Last but not least, most troubling is Bolton’s threat against those who cooperate with the ICC. “We will respond against the ICC and its personnel to the extent permitted by U.S. law. We will ban its judges and prosecutors from entering the United States. We will sanction their funds in the U.S. financial system, and, we will prosecute them in the U.S. criminal system. We will do the same for any company or state that assists an ICC investigation of Americans.” It is absolutely within the United States’ sovereignty to refuse to issue visas/entry to ICC officials who may be foreign nationals (although this would be terrible policy). However, it is simply unbelievable to announce that the United States would prosecute ICC officials, and other companies or states who assist the ICC, in the U.S. domestic system.

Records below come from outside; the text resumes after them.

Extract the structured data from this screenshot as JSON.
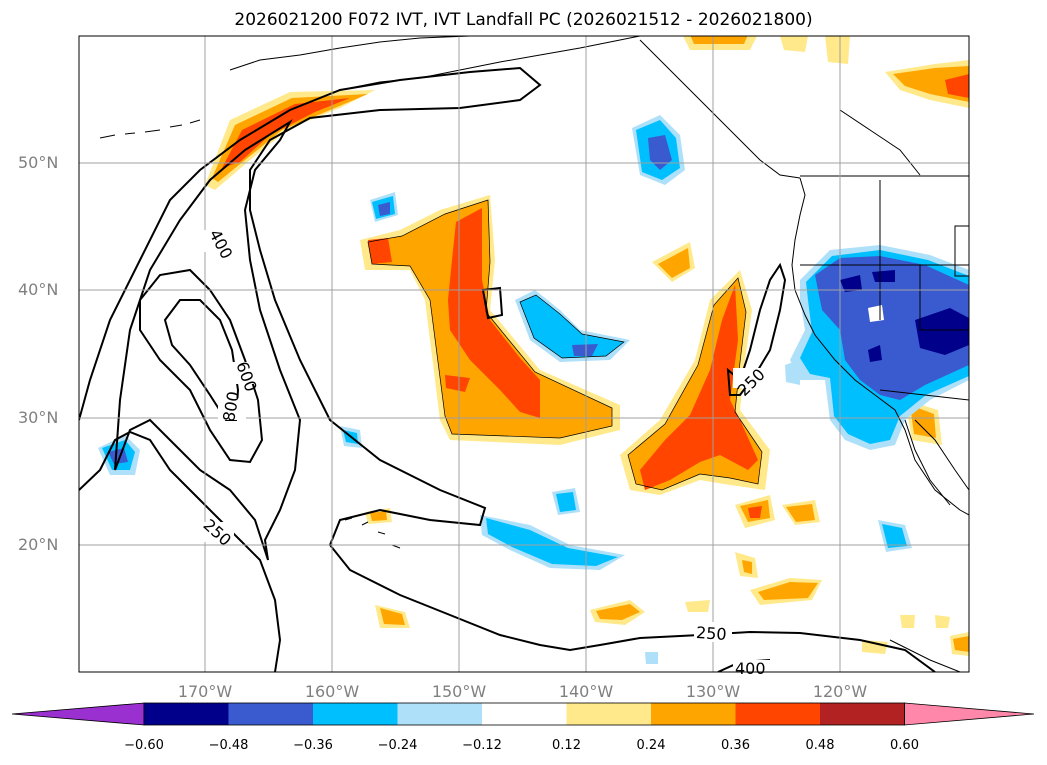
{
  "title": "2026021200 F072 IVT, IVT Landfall PC (2026021512 - 2026021800)",
  "lat_labels": [
    "50°N",
    "40°N",
    "30°N",
    "20°N"
  ],
  "lon_labels": [
    "170°W",
    "160°W",
    "150°W",
    "140°W",
    "130°W",
    "120°W"
  ],
  "contour_labels": [
    "400",
    "600",
    "800",
    "250",
    "250",
    "250",
    "400"
  ],
  "colorbar": {
    "colors": [
      "#9b30d0",
      "#00008b",
      "#3a5bd0",
      "#00bfff",
      "#aee0fa",
      "#ffffff",
      "#ffe98a",
      "#ffa500",
      "#ff4500",
      "#b22222",
      "#ff88aa"
    ],
    "tick_labels": [
      "−0.60",
      "−0.48",
      "−0.36",
      "−0.24",
      "−0.12",
      "0.12",
      "0.24",
      "0.36",
      "0.48",
      "0.60"
    ]
  },
  "palette": {
    "light_yellow": "#ffe98a",
    "orange": "#ffa500",
    "red_orange": "#ff4500",
    "light_blue": "#aee0fa",
    "sky_blue": "#00bfff",
    "mid_blue": "#3a5bd0",
    "navy": "#00008b"
  }
}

ICC officials are highly respected experts in international criminal law; judges, prosecutors, investigators, and other individuals who have committed their careers to the pursuit of international justice. Those who assist or have assisted the ICC include our colleagues – the most prominent experts in international criminal law, who have provided advice and expertise to the Court. What crimes have such individuals committed under United States law? And, how would such prosecutions (even if grounded in U.S. law) affect the United States’ role in international relations and in the world community? John Bolton’s speech is both factually inaccurate as well as misguided, and a new American policy vis-a-vis the ICC, built on Bolton’s remarks, will be detrimental to our own interests and our position in the global community.